Xbox boss calls for industry wide ‘legal emulation’ of older video games

Xbox Series X backwards compatibility

Backwards compatibility has its legal limits (pic: Microsoft)

Phil Spencer wants the entire games industry to co-operate in order to improve game preservation and stop titles from disappearing forever.

Despite all the work down with Xbox backwards compatibility, if we want to play our Xbox 360 copy of Transformers: Fall Of Cybertron (one of our favourite action games of that generation) on an Xbox One or Xbox Series X we can’t.

Because it involves a licence that original publisher Activision no longer owns, it cannot be sold digitally on any format and Microsoft don’t have the right to emulate it for backwards compatibility. Its online features also don’t work, because the servers have long ago been switched off.

The same is true of many games, including a number of pre-MCU Marvel titles and the Forza series, and Xbox boss Phil Spencer has called for companies to allow ‘legal emulation’ to get around the problem.
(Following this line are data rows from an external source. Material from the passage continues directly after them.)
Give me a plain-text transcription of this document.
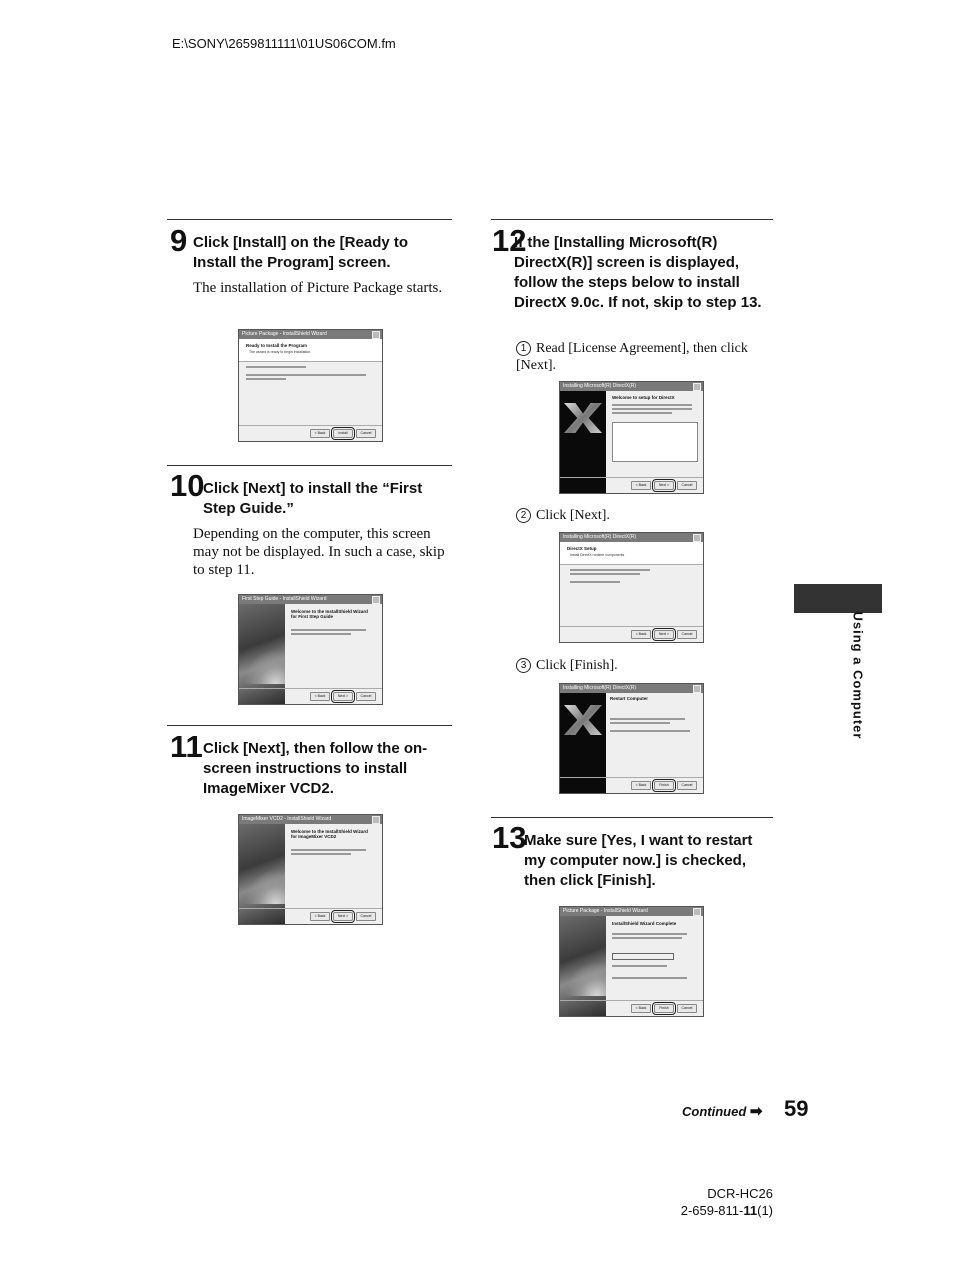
E:\SONY\2659811111\01US06COM.fm
9 Click [Install] on the [Ready to Install the Program] screen.
The installation of Picture Package starts.
Picture Package - InstallShield Wizard
Ready to Install the Program
The wizard is ready to begin installation.
< Back	Install	Cancel
10
Click [Next] to install the “First Step Guide.”
Depending on the computer, this screen may not be displayed. In such a case, skip to step 11.
First Step Guide - InstallShield Wizard
Welcome to the InstallShield Wizard for First Step Guide
< Back	Next >	Cancel
11 Click [Next], then follow the on-screen instructions to install ImageMixer VCD2.
ImageMixer VCD2 - InstallShield Wizard
Welcome to the InstallShield Wizard for ImageMixer VCD2
< Back	Next >	Cancel
12
If the [Installing Microsoft(R) DirectX(R)] screen is displayed, follow the steps below to install DirectX 9.0c. If not, skip to step 13.
1 Read [License Agreement], then click [Next].
Installing Microsoft(R) DirectX(R)
Welcome to setup for DirectX
< Back	Next >	Cancel
2 Click [Next].
Installing Microsoft(R) DirectX(R)
DirectX Setup
Install DirectX runtime components
< Back	Next >	Cancel
3 Click [Finish].
Installing Microsoft(R) DirectX(R)
Restart Computer
< Back	Finish	Cancel
13
Make sure [Yes, I want to restart my computer now.] is checked, then click [Finish].
Picture Package - InstallShield Wizard
InstallShield Wizard Complete
< Back	Finish	Cancel
Using a Computer
Continued ➡ 59
DCR-HC26
2-659-811-11(1)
Although it’s not something publishers ever like to talk about, game perseveration has been an increasingly prominent topic in recent years, as games rely more and more on online features that are often switched off after the game is no longer popular or licences have expired.

Emulation is one answer to this problem but it’s a legal grey area and in an interview with Axios, Xbox boss Phil Spencer called for an industry wide standard to ensure old games don’t just fade out of existence.

Currently, Microsoft has to get permission to run every game that works with backwards compatibility individually, and while few publishers ever say no they can’t give their permission if they don’t own a licence from the game anymore – or if they’ve gone bust, which is common with older titles.

When Microsoft announced last week that a final 76 games would be added via backwards compatibility it said the reason for not adding more was because of ‘licensing, legal, and technical constraints’.

Spencer wants the industry to agree to an emulator standard that can keep these older games alive and not make backwards compatibility so difficult.

‘I think we can learn from the history of how we got here through the creative’, said Spencer. ‘I love it in music. I love it in movies and TV, and there’s positive reasons for gaming to want to follow’.

‘My hope (and I think I have to present it that way as of now) is as an industry we’d work on legal emulation that allowed modern hardware to run any (within reason) older executable allowing someone to play any game’, he wrote in a direct message.

There’s probably little chance of that happening though, especially when Spencer begins to talk about completely divorcing games from their original platforms. Which would not suit Sony or Nintendo, and seems slightly disingenuous given the recent furore over The Elder Scrolls 6 exclusivity on Xbox.

Nevertheless, Spencer ended by saying: ‘I think in the end, if we said, ‘Hey, anybody should be able to buy any game, or own any game and continue to play,’ that seems like a great North Star for us as an industry’.